In some cases of severe withdrawal, the addition of an adjunctive medication might be considered. 12 The adjunct agent should be ideally one without a strong withdrawal syndrome and with less severe adverse effects than the original gabapentinoid. Drugs like propranolol 13, 14 and antihistamines like hydroxyzine 15 have been used in case of unpleasant withdrawal symptoms for benzodiazepines, with inconclusive findings.
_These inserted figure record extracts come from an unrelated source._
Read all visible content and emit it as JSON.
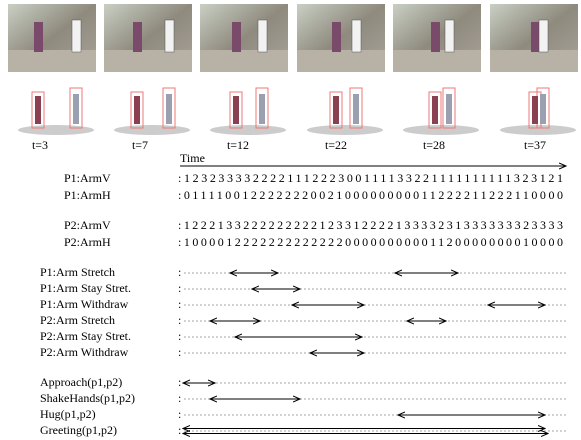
{
  "figure": {
    "frame_labels": [
      "t=3",
      "t=7",
      "t=12",
      "t=22",
      "t=28",
      "t=37"
    ],
    "time_label": "Time",
    "sequences": [
      {
        "name": "P1:ArmV",
        "code": ":123233332222111222300111133221111111111323121"
      },
      {
        "name": "P1:ArmH",
        "code": ":011110012222222002100000000011222211222110000"
      },
      {
        "name": "P2:ArmV",
        "code": ":122213322222222212331222213333231333333323333"
      },
      {
        "name": "P2:ArmH",
        "code": ":100001222222222222200000000001120000000010000"
      }
    ],
    "separator": ":",
    "primitive_events": [
      "P1:Arm Stretch",
      "P1:Arm Stay Stret.",
      "P1:Arm Withdraw",
      "P2:Arm Stretch",
      "P2:Arm Stay Stret.",
      "P2:Arm Withdraw"
    ],
    "composite_events": [
      "Approach(p1,p2)",
      "ShakeHands(p1,p2)",
      "Hug(p1,p2)",
      "Greeting(p1,p2)"
    ]
  }
}
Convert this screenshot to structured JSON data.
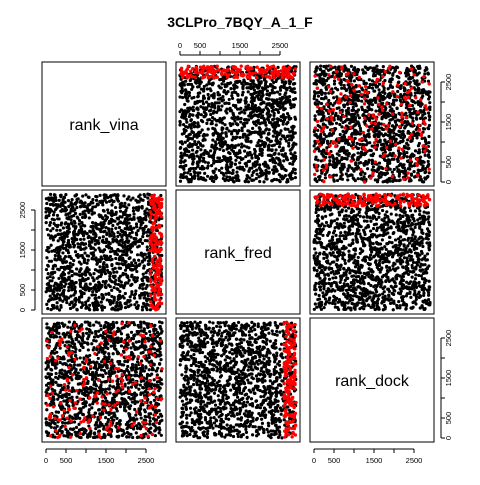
{
  "chart_data": {
    "type": "scatter",
    "title": "3CLPro_7BQY_A_1_F",
    "layout": "pairs-matrix",
    "variables": [
      "rank_vina",
      "rank_fred",
      "rank_dock"
    ],
    "axis_range": [
      0,
      2900
    ],
    "ticks": [
      0,
      500,
      1500,
      2500
    ],
    "tick_labels": [
      "0",
      "500",
      "1500",
      "2500"
    ],
    "grid": false,
    "legend": "none",
    "colors": {
      "background_points": "#000000",
      "highlight_points": "#ff0000",
      "frame": "#000000"
    },
    "points_per_panel": {
      "black": 1500,
      "red": 180
    },
    "top_rank_cutoff": 2600
  }
}
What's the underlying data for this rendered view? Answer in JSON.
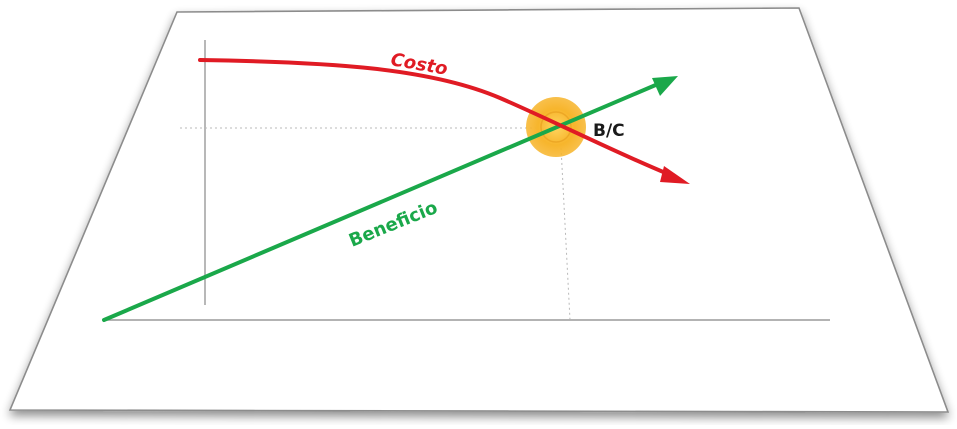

These drugs might be considered in difficult cases of gabapentinoid withdrawal. 16 Ideally these agents should be used only for the short term, given the risk of physical dependence and withdrawal with chronic use. 17

Nutritional Supplements and Other Products

There has been almost no formal research into the effects of supplements on withdrawal symptoms from gabapentinoids. Any theories on the possible benefits of supplements in this area are mere speculation. Hypersensitivity to adverse effects may also be seen with supplements when used for patients in withdrawal from other dependence-forming medications, such as benzodiazepines, which may relate to gabapentinoid withdrawal as well, 18 so a cautious approach should be employed.